Доктор Бакст пришел с пакетиком иголок. Осматривая меня – втыкая иголки мне в лицо – он обнаружил, что моя верхняя губа парализована. Даже когда я говорил или смеялся, то чувствовал в ней странное онемение. Врач провел несколько простых тестов – я их провалил. То и дело он просил меня рисовать циферблаты часов. Поначалу я не мог нарисовать вообще ничего. Руки не слушались, полностью мне отказали. Я не мог есть суп и расписываться. Не мог держать ручку. Когда врач просил: «Нарисуйте мне часики», я выводил в лучшем случае кривой ноль. Доктор Бакст считал, что все это – следствие отравления. Бедье на Сен-Мартене накормил меня ядовитой рыбой. Невролог сказал, что я стал жертвой сигуатоксина. Я уже готов был поверить, что Карибские острова – самое худшее место на земле. Врач-француз, к которому я обратился на острове, диагностировал у меня денге. Впрочем, он мог и скрыть истинный диагноз. Австралийский эксперт по сигуатоксину описал симптомы этой болезни доктору Баксту по телефону. Хотя некоторые из бостонских коллег Бакста не согласились с диагнозом, я был склонен верить Баксту, поскольку проникся к нему теплыми чувствами – по причинам, что и говорить, не имеющим никакого отношения к медицине.
Скажу просто: я должен был решить, стоит мне или не стоит прилагать усилия для собственного выздоровления. Несколько недель я лежал без сознания, и мое тело превратилось в неузнаваемую рухлядь. Сфинктеры меня не слушались, я не столько ходил, сколько спотыкался – висел на железной раме. Когда-то я был младшим сыном в большой семье; теперь выросли мои собственные дети. Когда они приходили в гости, казалось, с их лиц на меня смотрят мои глаза. Я еще не умер, но уже очень скоро меня должны были снять с производства, заменив более современной моделью. Равельштейн в таких случаях советовал не терять голову.

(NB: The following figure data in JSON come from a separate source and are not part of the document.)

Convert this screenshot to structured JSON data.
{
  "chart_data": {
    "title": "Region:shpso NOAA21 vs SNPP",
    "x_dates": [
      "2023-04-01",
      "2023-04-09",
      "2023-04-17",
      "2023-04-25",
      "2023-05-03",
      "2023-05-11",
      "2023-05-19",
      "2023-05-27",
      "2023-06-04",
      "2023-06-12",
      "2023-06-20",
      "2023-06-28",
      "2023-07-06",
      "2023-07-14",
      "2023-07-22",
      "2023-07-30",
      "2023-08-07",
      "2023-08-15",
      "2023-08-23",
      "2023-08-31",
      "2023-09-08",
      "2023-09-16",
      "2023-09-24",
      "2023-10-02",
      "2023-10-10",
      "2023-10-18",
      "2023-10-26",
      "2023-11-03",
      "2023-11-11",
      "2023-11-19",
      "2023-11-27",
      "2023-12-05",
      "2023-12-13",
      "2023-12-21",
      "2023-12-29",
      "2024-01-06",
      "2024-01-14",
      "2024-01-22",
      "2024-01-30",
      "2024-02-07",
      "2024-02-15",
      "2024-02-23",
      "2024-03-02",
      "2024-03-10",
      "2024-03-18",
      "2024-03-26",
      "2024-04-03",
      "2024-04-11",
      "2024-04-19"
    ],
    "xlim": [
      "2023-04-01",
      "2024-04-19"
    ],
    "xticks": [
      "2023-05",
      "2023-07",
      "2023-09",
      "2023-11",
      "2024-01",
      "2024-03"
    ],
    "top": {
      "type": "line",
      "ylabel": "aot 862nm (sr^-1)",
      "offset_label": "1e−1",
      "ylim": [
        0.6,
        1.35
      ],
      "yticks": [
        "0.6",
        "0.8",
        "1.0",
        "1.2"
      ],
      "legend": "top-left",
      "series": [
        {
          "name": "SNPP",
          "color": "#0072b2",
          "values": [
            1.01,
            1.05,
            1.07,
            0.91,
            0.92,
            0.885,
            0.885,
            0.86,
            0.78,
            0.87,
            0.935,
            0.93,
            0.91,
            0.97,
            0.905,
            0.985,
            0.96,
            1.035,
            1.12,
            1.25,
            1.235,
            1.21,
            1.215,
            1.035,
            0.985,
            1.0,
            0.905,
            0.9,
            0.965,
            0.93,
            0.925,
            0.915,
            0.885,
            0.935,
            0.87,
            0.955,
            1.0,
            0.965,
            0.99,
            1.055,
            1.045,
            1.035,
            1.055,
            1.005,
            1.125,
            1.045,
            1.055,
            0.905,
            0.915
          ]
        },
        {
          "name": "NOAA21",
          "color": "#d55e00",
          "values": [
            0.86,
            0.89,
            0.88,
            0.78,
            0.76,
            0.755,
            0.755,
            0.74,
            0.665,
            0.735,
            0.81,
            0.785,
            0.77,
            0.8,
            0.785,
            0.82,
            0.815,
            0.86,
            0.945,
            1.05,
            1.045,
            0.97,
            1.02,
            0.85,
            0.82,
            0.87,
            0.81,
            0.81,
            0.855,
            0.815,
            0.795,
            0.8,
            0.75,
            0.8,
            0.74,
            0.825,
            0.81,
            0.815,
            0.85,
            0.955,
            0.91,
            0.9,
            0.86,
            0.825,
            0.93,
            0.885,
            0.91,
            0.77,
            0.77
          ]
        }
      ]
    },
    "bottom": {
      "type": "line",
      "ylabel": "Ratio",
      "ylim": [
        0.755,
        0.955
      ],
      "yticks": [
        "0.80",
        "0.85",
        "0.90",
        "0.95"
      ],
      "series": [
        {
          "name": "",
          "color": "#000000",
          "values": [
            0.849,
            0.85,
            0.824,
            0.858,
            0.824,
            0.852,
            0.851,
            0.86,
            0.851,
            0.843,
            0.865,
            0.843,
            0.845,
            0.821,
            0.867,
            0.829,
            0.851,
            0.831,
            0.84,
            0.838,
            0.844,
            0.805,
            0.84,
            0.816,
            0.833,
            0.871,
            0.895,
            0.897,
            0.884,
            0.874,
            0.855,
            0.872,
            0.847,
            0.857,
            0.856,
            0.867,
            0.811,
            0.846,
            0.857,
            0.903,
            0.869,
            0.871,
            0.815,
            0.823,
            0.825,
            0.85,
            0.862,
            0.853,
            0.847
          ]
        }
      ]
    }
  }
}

Розамунда была убеждена, что я должен жить дальше. Конечно, это она меня спасла – вовремя доставила в Бостон, ни на минуту не покидала меня в реанимации. Когда я начинал задыхаться, она приподнимала кислородную маску и протирала изнутри мой рот. Лишь когда мне поставили аппарат для искусственной вентиляции легких, она на час съездила домой – переодеться.
Часто приходил доктор Бакст. Нерегулярно, в самое странное время суток. Он говорил: «Нарисуйте-ка часики. Время – 10:47». Или: «Какое сегодня число? Только не говорите, что не следите за такой ерундой. Мне нужен точный ответ». Или: «Умножьте семьдесят два на девяноста три… так, а теперь… разделите пять тысяч триста двадцать два на сорок шесть».
Слава Богу, я еще не забыл таблицу умножения.
Более «сложные» вопросы он со мной не обсуждал – как и вопросы, касающиеся пределов моего возможного выздоровления.